In just five short years, Weaves have become one of Canada’s most renowned indie rock bands, their debut full-length album earning prestigious nominations for both the Polaris Music Prize and the Juno Awards. Little more than a year later, the Toronto quartet returns with Wide Open, a contemplative, expertly-crafted follow-up that greatly expands the band’s sonic spectrum without abandoning their core pop punk ethos.
The band has referred to their latest offering as its “Americana” record, a comparison that starts to make sense when it’s not taken literally. Indeed, Wide Open is a record that gathers disparate influences and styles, including a variety of roots-indebted sounds, and merges them into a surprisingly cohesive whole: the infectious power pop of “Walkaway,” the album’s centerpiece; the experimental jazz stylings of “Scream,” which features Tanya Tagaq; the Tom Petty-esque heartland rock of “Grass;” and the gentle bedroom folk that begins “Puddle.”

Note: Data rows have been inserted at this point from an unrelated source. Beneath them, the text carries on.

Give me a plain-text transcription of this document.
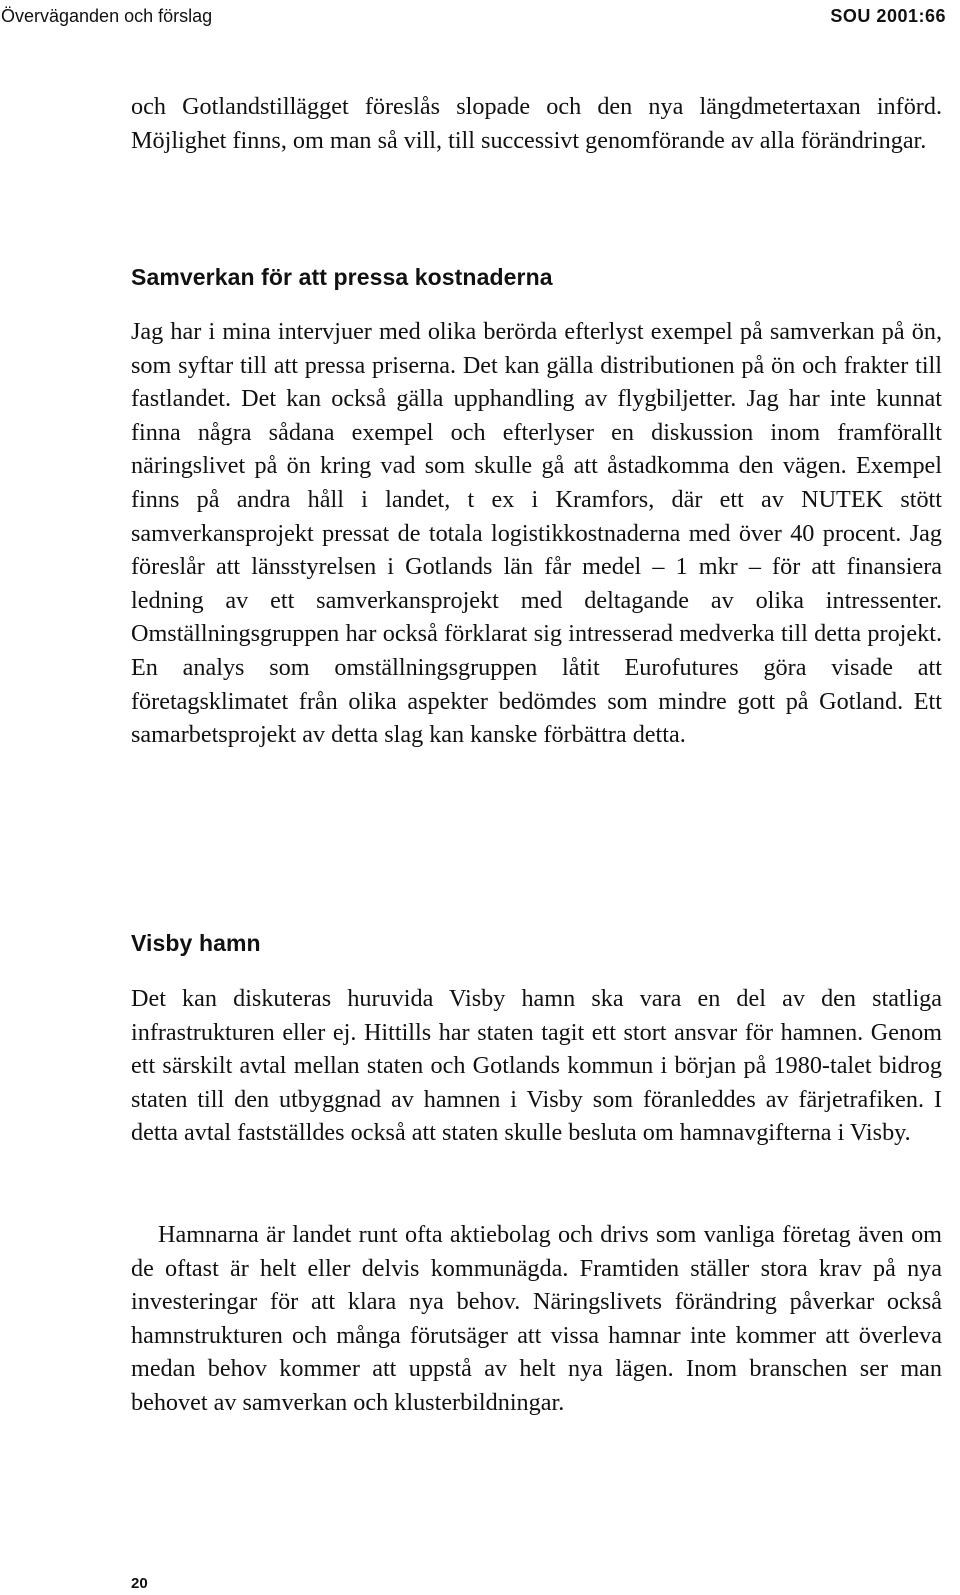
Överväganden och förslag	SOU 2001:66

och Gotlandstillägget föreslås slopade och den nya längdmetertaxan införd. Möjlighet finns, om man så vill, till successivt genomförande av alla förändringar.

Samverkan för att pressa kostnaderna

Jag har i mina intervjuer med olika berörda efterlyst exempel på samverkan på ön, som syftar till att pressa priserna. Det kan gälla distributionen på ön och frakter till fastlandet. Det kan också gälla upphandling av flygbiljetter. Jag har inte kunnat finna några sådana exempel och efterlyser en diskussion inom framförallt näringslivet på ön kring vad som skulle gå att åstadkomma den vägen. Exempel finns på andra håll i landet, t ex i Kramfors, där ett av NUTEK stött samverkansprojekt pressat de totala logistikkostnaderna med över 40 procent. Jag föreslår att länsstyrelsen i Gotlands län får medel – 1 mkr – för att finansiera ledning av ett samverkansprojekt med deltagande av olika intressenter. Omställningsgruppen har också förklarat sig intresserad medverka till detta projekt. En analys som omställningsgruppen låtit Eurofutures göra visade att företagsklimatet från olika aspekter bedömdes som mindre gott på Gotland. Ett samarbetsprojekt av detta slag kan kanske förbättra detta.

Visby hamn

Det kan diskuteras huruvida Visby hamn ska vara en del av den statliga infrastrukturen eller ej. Hittills har staten tagit ett stort ansvar för hamnen. Genom ett särskilt avtal mellan staten och Gotlands kommun i början på 1980-talet bidrog staten till den utbyggnad av hamnen i Visby som föranleddes av färjetrafiken. I detta avtal fastställdes också att staten skulle besluta om hamnavgifterna i Visby.

Hamnarna är landet runt ofta aktiebolag och drivs som vanliga företag även om de oftast är helt eller delvis kommunägda. Framtiden ställer stora krav på nya investeringar för att klara nya behov. Näringslivets förändring påverkar också hamnstrukturen och många förutsäger att vissa hamnar inte kommer att överleva medan behov kommer att uppstå av helt nya lägen. Inom branschen ser man behovet av samverkan och klusterbildningar.

20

OLead singer Jasmyn Burke has also sharpened her focus as a songwriter, which is most apparent on socially-conscious anthems like “Wide Open” and “Scream.” “We are living in a time when misery is just common circumstance,” she sings on the latter. “I am frozen, I’m sublime, I am searching for some fresh watermelons.” Whether they’re incorporating fresh sounds or crafting newly-inspired punk didactics, Weaves has never sounded as self-assured, or as resolutely urgent, as they do on Wide Open.